Ultrasmall Folate Receptor Alpha Targeted Enzymatically Cleavable Silica Nanoparticle Drug Conjugates Augment Penetration and Therapeutic Efficacy in Models of Cancer

To address the key challenges in the development of next-generation drug delivery systems (DDS) with desired physicochemical properties to overcome limitations regarding safety, in vivo efficacy, and solid tumor penetration, an ultrasmall folate receptor alpha (FRα) targeted silica nanoparticle (C'Dot) drug conjugate (CDC; or folic acid CDC) was developed. A broad array of methods was employed to screen a panel of CDCs and identify a lead folic acid CDC for clinical development. These included comparing the performance against antibody-drug conjugates (ADCs) in three-dimensional tumor spheroid penetration ability, assessing in vitro/ex vivo cytotoxic efficacy, as well as in vivo therapeutic outcome in multiple cell-line-derived and patient-derived xenograft models.

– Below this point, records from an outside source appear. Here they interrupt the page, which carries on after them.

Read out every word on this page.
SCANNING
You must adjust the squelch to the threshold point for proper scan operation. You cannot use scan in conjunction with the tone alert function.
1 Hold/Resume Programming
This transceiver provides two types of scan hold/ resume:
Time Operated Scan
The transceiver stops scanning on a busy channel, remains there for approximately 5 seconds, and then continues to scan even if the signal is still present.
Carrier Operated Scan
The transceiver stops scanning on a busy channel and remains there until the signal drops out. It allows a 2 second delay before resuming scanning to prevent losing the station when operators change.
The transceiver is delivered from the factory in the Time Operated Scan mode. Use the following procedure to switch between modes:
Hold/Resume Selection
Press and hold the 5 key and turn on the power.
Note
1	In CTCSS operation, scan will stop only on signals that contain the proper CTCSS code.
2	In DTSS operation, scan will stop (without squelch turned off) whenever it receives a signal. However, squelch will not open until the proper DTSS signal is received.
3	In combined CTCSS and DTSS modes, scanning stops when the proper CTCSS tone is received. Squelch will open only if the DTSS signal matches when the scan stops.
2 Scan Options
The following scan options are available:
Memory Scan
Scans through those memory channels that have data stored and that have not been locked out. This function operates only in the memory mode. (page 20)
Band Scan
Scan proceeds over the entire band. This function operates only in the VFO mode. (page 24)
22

An ultrasmall folic acid CDC, EC112002, was identified as the lead candidate out of >500 folic acid CDC formulations evaluated. Systematic studies demonstrated that the lead formulation, EC112002, exhibited highly specific FRα targeting, multivalent binding properties that would mediate the ability to outcompete endogenous folate in vivo, enzymatic responsive payload cleavage, stability in human plasma, rapid in vivo clearance, and minimal normal organ retention organ distribution in non-tumor-bearing mice. When compared with an anti-FRα-DM4 ADC, EC112002 demonstrated deeper penetration into 3D cell-line-derived tumor spheroids and superior specific cytotoxicity in a panel of 3D patient-derived tumor spheroids, as well as enhanced efficacy in cell-line-derived and patient-derived in vivo tumor xenograft models expressing a range of low to high levels of FRα. With the growing interest in developing clinically translatable, safe, and efficacious DDSs, EC112002 has the potential to address some of the critical limitations of the current systemic drug delivery for cancer management.